Bajamos en el ascensor sin mediar palabra. Tuve que
volver a subir al apartamento porque con las prisas me había olvidado la
cartera y también el móvil, y sólo había cogido las llaves (menos mal, por
cierto, o me habría quedado en la calle). Juan me esperó abajo. No quiso subir
de nuevo. Al salir del portal, me lo encontré recostado junto a una farola
cercana. Jugueteaba con el móvil entre sus manos. Cuando reparó en mi
presencia, cada vez más próxima, se lo guardó en un bolsillo interno de la
gabardina y me dijo que anduviéramos hasta su coche. “Está a la vuelta de la
esquina”, dijo. Su voz me sonó un poco ida, puede que algo ausente; tal vez no
fue nada… A veces cuesta horrores explicar con palabras las sensaciones que uno
ha experimentado o que experimentó.
Escribía que cuando me sintió llegar a su posición, Juan
guardó el teléfono, por tanto, no alcancé a ver qué trasteaba en el aparato. Sí
que creo que consultaba algo y el fugaz vistazo que logré echar, imposible
jurarlo a ciencia cierta (no tuve tiempo), me hizo pensar en un mapa o algún
tipo de representación gráfica. Caminé anexo a mi amigo en silencio, cavilando
y tratando de adivinar qué me deparaba la noche, hasta su auto, un Renault
Mégane de color gris, adornada la luna trasera con una alargada pegatina que recordaba
los dos primeros títulos mundiales de Fernando Alonso en la Fórmula Uno,
2005 y 2006.
Se disponía a subir cuando Juan pareció recaer en algo y
no se adentró en el coche, lo rodeó y me indicó que me bajase, yo ya me había
sentado en la posición del copiloto. “Conduce tú, Ale”, fue su única
aclaración. “¿Y eso? ¿Quieres que lo lleve yo?”, no pude evitar preguntarle. Mi
amigo me miró y apostaría a que dudó, a que, por un momento, no supo qué
decirme. Miró a los lados, no había nadie, a esa hora de la noche (eran más de
las diez) y en lunes no es común ver gente andando por las calles de Teatinos;
sí que llegaba ruido de risas y charla del interior de los bares cercanos.
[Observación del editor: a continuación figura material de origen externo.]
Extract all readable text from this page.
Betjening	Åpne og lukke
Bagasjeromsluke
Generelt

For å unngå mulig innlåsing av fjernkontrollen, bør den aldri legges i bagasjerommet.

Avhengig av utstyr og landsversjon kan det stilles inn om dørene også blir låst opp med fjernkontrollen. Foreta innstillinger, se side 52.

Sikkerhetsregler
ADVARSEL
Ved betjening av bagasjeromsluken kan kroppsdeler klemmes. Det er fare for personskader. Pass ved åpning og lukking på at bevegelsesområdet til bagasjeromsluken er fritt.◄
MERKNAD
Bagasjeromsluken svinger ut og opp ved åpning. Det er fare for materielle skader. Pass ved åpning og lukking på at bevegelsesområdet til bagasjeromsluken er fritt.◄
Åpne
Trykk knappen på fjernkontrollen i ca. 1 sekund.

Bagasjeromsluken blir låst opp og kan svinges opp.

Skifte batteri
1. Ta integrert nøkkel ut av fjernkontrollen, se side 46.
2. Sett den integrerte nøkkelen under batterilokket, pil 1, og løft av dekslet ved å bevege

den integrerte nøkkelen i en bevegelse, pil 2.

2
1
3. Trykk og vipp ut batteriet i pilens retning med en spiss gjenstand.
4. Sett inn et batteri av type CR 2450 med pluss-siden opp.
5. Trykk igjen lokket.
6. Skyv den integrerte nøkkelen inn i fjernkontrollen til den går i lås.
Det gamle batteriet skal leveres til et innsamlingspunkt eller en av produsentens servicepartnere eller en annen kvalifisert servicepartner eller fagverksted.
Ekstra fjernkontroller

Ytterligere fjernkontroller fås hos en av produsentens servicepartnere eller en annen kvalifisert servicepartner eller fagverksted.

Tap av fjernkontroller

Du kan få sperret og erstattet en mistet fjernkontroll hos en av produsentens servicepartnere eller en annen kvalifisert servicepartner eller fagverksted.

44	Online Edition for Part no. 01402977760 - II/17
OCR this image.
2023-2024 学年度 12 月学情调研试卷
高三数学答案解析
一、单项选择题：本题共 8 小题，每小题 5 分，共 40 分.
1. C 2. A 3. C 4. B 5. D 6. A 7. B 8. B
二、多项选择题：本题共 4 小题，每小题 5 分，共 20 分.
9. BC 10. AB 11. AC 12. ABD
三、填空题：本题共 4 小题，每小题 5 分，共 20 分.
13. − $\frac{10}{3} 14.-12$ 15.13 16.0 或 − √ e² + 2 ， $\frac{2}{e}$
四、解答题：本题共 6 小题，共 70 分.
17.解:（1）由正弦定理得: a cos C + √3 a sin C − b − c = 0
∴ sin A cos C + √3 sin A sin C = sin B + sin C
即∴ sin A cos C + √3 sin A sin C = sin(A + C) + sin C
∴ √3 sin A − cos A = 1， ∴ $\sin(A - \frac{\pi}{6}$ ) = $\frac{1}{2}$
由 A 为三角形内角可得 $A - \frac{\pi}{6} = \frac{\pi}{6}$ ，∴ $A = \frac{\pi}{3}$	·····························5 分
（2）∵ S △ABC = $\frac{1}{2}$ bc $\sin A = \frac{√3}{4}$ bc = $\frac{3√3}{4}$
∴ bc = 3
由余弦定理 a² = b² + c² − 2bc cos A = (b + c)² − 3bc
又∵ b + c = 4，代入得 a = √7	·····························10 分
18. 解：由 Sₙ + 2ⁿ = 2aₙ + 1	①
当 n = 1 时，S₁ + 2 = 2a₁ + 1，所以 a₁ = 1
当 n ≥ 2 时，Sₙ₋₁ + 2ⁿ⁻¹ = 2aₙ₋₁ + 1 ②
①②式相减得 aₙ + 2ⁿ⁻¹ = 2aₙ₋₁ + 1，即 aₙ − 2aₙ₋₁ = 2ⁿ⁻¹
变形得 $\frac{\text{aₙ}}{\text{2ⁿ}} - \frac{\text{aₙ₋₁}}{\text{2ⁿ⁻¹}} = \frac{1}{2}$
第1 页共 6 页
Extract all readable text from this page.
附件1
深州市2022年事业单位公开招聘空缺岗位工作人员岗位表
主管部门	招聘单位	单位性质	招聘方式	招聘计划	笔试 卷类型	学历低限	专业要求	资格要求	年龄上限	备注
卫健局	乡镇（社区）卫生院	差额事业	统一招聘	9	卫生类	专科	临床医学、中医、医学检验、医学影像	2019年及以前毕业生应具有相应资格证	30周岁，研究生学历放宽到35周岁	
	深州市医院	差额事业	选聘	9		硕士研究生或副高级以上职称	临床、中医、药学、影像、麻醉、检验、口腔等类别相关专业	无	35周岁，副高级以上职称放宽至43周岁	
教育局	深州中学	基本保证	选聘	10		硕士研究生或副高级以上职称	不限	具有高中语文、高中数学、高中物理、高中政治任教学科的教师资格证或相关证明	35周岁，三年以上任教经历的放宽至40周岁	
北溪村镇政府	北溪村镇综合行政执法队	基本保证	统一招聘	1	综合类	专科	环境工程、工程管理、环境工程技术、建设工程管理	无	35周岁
Satisfecho o, al menos, convencido de que nadie estaba cerca de nosotros, Juan
por fin se dignó a responderme y comentó: “Es una larga historia, por favor”. A
secas.
O aquella anoche me encontraba especialmente dócil o una
vez más mi amigo (creo que ya les conté a ustedes algo de acerca de su
capacidad para crear misterio) había conseguido inocularme una dosis letal de
curiosidad que me hacía querer saber qué lo tenía tan raro y silencioso, a
dónde pretendía llevarme; básicamente, qué le pasaba. El caso es que me plegué
a su petición y, un par de minutos más tarde, pasábamos junto al Hospital
Clínico y nos disponíamos a abandonar Teatinos, sentido Málaga.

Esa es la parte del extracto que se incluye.